One initiative that the school started upon receiving proper funding and grants is the mindfulness program. Each morning, scholars have Mindful Mornings led by the principal, where they center themselves before beginning their school day. Throughout the day, scholars are encouraged to practice de-escalation strategies in classrooms as well as in the mindfulness room at Westside, where they can use equipment such as singing bowls, yoga mats, among other mindfulness exercises before returning back to class. After several parents learned about their students’ experiences, they, too, wanted to learn more about mindfulness. In the Winter of 2019, the school started offering mindful parenting workshops in the evenings in an effort to help make families lives overall calmer, which they continue to offer today.

In engaging parents, students, and other community members, Darga has said that it is important that she keeps in mind that she is not able to speak on behalf of what the families and students may endure on a day to day basis—and for that reason, the school staff emphasizes conducting needs assessments routinely. For example, in some of the needs’ assessments, they learned that Westside families were least likely to use the city’s food pantry—which they thought could be due to its hours, or the stigma surrounding food insecurity. As a result of these observations, they also have the mobile food pantry on site at various family events throughout the year. After gaining further evaluation data from students and parents, they proposed solutions to make sure families’ basic needs are met—for example, starting a winter clothing closet, sending food home with students on Fridays, and starting a “walking school bus” initiative where staff members walk students to and from school safely on time.

“We believe in transparency, letting folks really know what's going on at the school, and not sugar coating the fact that we have families with huge needs and challenges. We believe the role of a community school is to help families meet those needs,” Darga said.

As a mentor to other Community School Site Coordinators in the area, Darga likes to think of herself as an “ambassador of community schools.” In sharing the challenges she’s faced, she said she admits that she is not the expert and that she is still learning about the work. In an effort to get the word out about the community school model, she meets with various partners and volunteers to talk about the benefits of the community school model.

Other initiatives include workshops done in the school district to other staff members. For new Westside staff, she does training on the first day of work to educate them on the community school model as well as speak to them about how they can get involved in moving the initiative along.

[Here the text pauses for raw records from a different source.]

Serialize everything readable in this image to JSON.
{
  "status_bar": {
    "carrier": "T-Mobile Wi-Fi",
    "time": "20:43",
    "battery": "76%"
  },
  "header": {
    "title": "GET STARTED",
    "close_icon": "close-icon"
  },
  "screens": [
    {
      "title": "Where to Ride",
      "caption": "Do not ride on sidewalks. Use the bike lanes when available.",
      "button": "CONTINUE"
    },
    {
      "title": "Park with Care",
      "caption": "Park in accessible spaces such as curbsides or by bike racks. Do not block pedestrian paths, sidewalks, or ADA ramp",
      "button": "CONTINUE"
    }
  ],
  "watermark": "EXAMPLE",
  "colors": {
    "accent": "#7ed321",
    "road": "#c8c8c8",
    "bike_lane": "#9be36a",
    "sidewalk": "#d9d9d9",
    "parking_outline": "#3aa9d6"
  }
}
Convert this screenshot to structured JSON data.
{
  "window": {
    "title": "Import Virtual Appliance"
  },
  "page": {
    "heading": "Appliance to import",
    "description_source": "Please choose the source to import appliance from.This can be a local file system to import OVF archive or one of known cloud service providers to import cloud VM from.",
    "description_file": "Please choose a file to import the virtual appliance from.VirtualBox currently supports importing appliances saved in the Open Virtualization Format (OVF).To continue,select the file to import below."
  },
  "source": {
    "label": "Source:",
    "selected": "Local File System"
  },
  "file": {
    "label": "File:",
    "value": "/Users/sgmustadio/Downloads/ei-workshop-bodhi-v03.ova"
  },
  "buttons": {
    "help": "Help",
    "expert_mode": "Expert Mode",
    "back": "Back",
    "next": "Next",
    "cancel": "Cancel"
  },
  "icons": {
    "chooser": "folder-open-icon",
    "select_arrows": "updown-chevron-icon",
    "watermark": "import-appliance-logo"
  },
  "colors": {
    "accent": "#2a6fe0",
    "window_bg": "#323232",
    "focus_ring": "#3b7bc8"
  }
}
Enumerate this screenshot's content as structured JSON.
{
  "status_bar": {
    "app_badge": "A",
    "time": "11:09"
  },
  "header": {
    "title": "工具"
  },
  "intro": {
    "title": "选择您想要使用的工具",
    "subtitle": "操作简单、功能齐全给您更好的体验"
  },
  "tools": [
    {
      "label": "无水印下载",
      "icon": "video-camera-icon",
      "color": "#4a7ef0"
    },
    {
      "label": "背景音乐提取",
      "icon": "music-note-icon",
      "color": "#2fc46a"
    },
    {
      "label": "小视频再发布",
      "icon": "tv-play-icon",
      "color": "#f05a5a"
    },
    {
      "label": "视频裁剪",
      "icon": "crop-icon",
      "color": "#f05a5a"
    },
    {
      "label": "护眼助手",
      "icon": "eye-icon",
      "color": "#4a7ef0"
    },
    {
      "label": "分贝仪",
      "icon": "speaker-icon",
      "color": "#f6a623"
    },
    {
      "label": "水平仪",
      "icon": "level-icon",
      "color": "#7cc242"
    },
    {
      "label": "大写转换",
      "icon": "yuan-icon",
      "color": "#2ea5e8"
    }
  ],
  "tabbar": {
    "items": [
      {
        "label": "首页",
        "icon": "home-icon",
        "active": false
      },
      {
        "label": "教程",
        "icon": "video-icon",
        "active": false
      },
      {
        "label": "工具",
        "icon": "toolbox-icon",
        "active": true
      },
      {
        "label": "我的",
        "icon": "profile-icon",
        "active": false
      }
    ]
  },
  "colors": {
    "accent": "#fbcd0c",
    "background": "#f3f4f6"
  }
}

In evaluating the impact of the community school model, Darga reported that disciplinary cases have decreased and there was a 90% attendance rate of students who want to be in school. The parental approval rating has gone up every year. In addition, students enrolled in the after school programing have increased their reading and math scores each year, which has helped Westside reduce its achievement gap.
In the transition to a community school, Darga said that the overall process takes time, as it takes years to develop relationships with partners and families. Additionally, Darga said it is critical to have a good foundation to start with—for example, administration buy-in and a strong site leadership team are crucial to launching a new community school and sustainability.
“I am blessed to work with amazing leadership at both the city and school district level who believe in this work,” Darga said. “I am also so incredibly fortunate to be part of a building level team that truly embraces the community school model and has seen first-hand the impact it has on Westside scholars and their families. Being a community school is not the quick fix answer to a school’s challenges, but I do believe it is a large piece of that puzzle. I am so fortunate that I am able to see first-hand each and every day the difference we are making in our Westside scholars and their families lives.”